Maria Ntumba : la justice a-t-elle créé une icône numérique ?
L’arrestation choc de Maria Ntumba par les autorités judiciaires congolaises a eu un effet inattendu : au lieu de diminuer son influence, elle a propulsé cette jeune femme au rang d’icône numérique. En cherchant à faire respecter la loi, les autorités ont, sans le vouloir, rehaussé son image, la faisant rayonner bien au-delà des frontières congolaises.
Par Grady Mugisho
Maria Ntumba, de la bouche trouée en icône numérique @Photo Droits tiers.
publié le 1 octobre 2024 à 04:50:00
Certaines arrestations vont au-delà du simple cadre légal. Ce n’est pas tant la nature de l’infraction qui importe, mais l’impact médiatique qui en découle, transformant l’événement en un moment mémorable. Maria Ntumba n’était jusqu’alors qu’une simple influenceuse parmi tant d’autres dans le paysage vibrant des réseaux sociaux congolais, captivant des milliers d’abonnés par ses opinions audacieuses.
Pourtant, un acte judiciaire relayé sans relâche sur les réseaux a métamorphosé cette influenceuse en un symbole. Un symbole d’un combat subtil entre la liberté d’expression propre à l’univers numérique et la tendance répressive d’un État qui peine à saisir les enjeux du monde digital. Il est fascinant de voir comment, en tentant de réduire au silence cette voix montante, la justice congolaise a, en réalité, offert à Maria Ntumba une visibilité sur la scène internationale. Ce paradoxe cruel met en lumière le choc entre la répression étatique et la puissance virale des réseaux sociaux, transformant ce qui devait être une répression en un acte de célébration.
Depuis cette arrestation, marquée par une brutalité inutilement théâtrale, de nombreuses figures publiques, écrivains et observateurs, se sont mobilisés pour dénoncer ce qu’ils perçoivent comme une dérive autoritaire et une humiliation criante. L’écrivain congolais, Alain Mabanckou, par exemple, considère ce procès comme un triste reflet de l’incapacité de la justice congolaise à saisir les enjeux de l’écosystème numérique. “En l’arrêtant de façon aussi publique et spectaculaire, la justice de la RDC est en train de donner non seulement une stature internationale à la Tiktokeuse Maria Ntumba, mais aussi le statut de grand martyr des réseaux sociaux du continent africain. Des privilèges qui ne pourront que la conforter dans son entreprise”, déclare-t-il avec une certaine amertume sur Facebook.
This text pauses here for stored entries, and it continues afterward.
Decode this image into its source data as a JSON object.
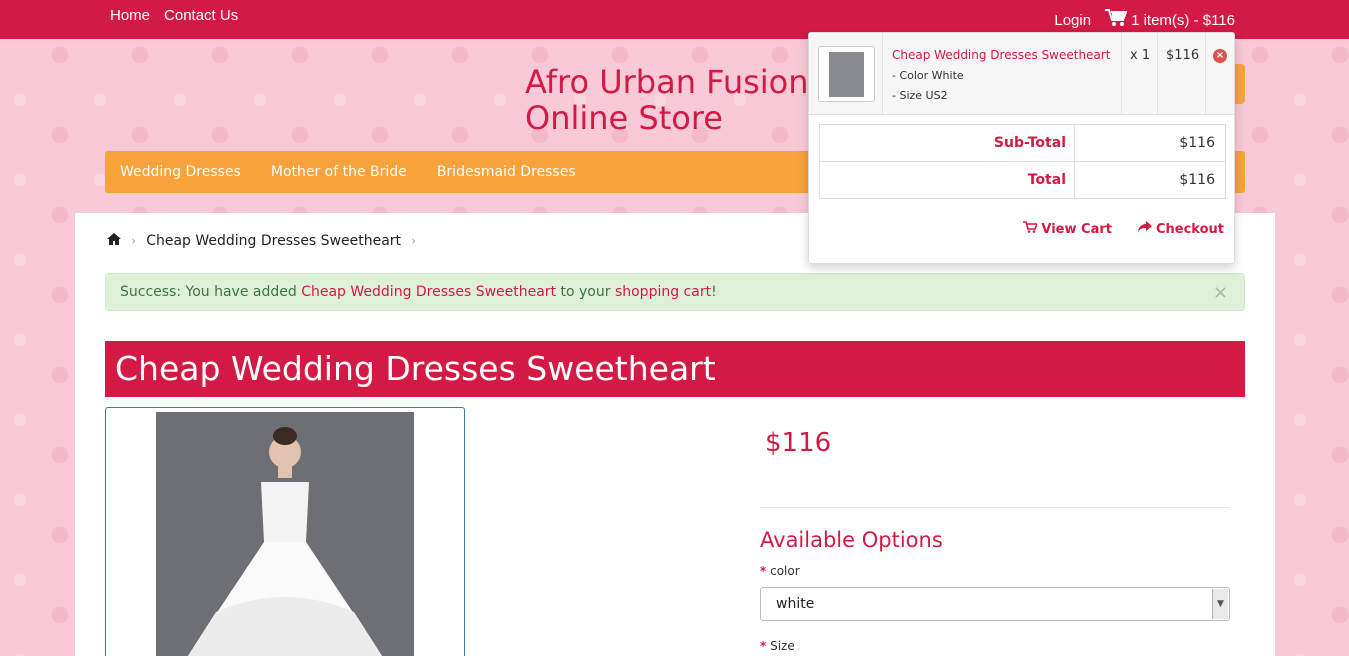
{
  "topbar": {
    "nav": [
      "Home",
      "Contact Us"
    ],
    "login": "Login",
    "cart_summary": "1 item(s) - $116"
  },
  "header": {
    "store_title_line1": "Afro Urban Fusion",
    "store_title_line2": "Online Store"
  },
  "menu": [
    "Wedding Dresses",
    "Mother of the Bride",
    "Bridesmaid Dresses"
  ],
  "breadcrumb": {
    "current": "Cheap Wedding Dresses Sweetheart"
  },
  "alert": {
    "prefix": "Success: You have added ",
    "product": "Cheap Wedding Dresses Sweetheart",
    "middle": " to your ",
    "cart": "shopping cart",
    "suffix": "!",
    "close": "×"
  },
  "product": {
    "title": "Cheap Wedding Dresses Sweetheart",
    "price": "$116",
    "options_title": "Available Options",
    "color_label": "color",
    "color_value": "white",
    "size_label": "Size",
    "required_mark": "*"
  },
  "cart_dropdown": {
    "item_name": "Cheap Wedding Dresses Sweetheart",
    "item_color": "- Color White",
    "item_size": "- Size US2",
    "qty": "x 1",
    "item_price": "$116",
    "subtotal_label": "Sub-Total",
    "subtotal_value": "$116",
    "total_label": "Total",
    "total_value": "$116",
    "view_cart": "View Cart",
    "checkout": "Checkout"
  },
  "colors": {
    "brand": "#d21a44",
    "menu": "#f7a23b",
    "background": "#f8c9d6"
  }
}
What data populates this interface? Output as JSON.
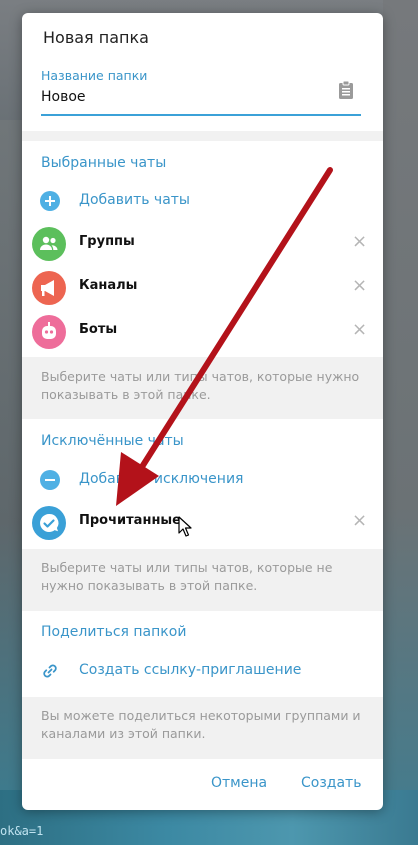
{
  "background": {
    "url_fragment": "ok&a=1"
  },
  "modal": {
    "title": "Новая папка",
    "name_field": {
      "label": "Название папки",
      "value": "Новое"
    },
    "included": {
      "title": "Выбранные чаты",
      "add_label": "Добавить чаты",
      "items": [
        {
          "label": "Группы",
          "icon": "groups-icon",
          "color": "#5cbf5c"
        },
        {
          "label": "Каналы",
          "icon": "megaphone-icon",
          "color": "#ed6551"
        },
        {
          "label": "Боты",
          "icon": "bot-icon",
          "color": "#ee6d9a"
        }
      ],
      "hint": "Выберите чаты или типы чатов, которые нужно показывать в этой папке."
    },
    "excluded": {
      "title": "Исключённые чаты",
      "add_label": "Добавить исключения",
      "items": [
        {
          "label": "Прочитанные",
          "icon": "read-check-icon",
          "color": "#3aa0d7"
        }
      ],
      "hint": "Выберите чаты или типы чатов, которые не нужно показывать в этой папке."
    },
    "share": {
      "title": "Поделиться папкой",
      "link_label": "Создать ссылку-приглашение",
      "hint": "Вы можете поделиться некоторыми группами и каналами из этой папки."
    },
    "buttons": {
      "cancel": "Отмена",
      "create": "Создать"
    }
  },
  "colors": {
    "accent": "#3a95c9",
    "arrow": "#b3121a"
  }
}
D’ailleurs, les chiffres parlent d’eux-mêmes : depuis son arrestation, la communauté de Maria Ntumba a connu une croissance exponentielle, soutenue par ceux qui voient en son combat une forme de résistance à l’autorité.
Cependant, cette situation soulève une question fondamentale. Que révèle cet épisode sur les relations entre le pouvoir politique, la justice et les réseaux sociaux en Afrique ? Dans un monde où chaque citoyen, armé d’un smartphone et d’une connexion internet, peut devenir le porte-parole de diverses revendications, jusqu’où un État est-il prêt à aller pour contrôler cet espace de liberté ? Et à quel prix ? On peut redouter que la stratégie répressive de la justice congolaise ne se retourne finalement contre elle.
En cherchant à restreindre l’influence de Maria Ntumba, elle pourrait avoir provoqué l’effet inverse, renforçant ainsi sa position de leader d’opinion. Dans une Afrique où les jeunes, souvent ignorés, cherchent des plateformes pour exprimer leur mécontentement face aux inégalités et à l’autoritarisme, les réseaux sociaux apparaissent ainsi comme un véritable espace d’émancipation.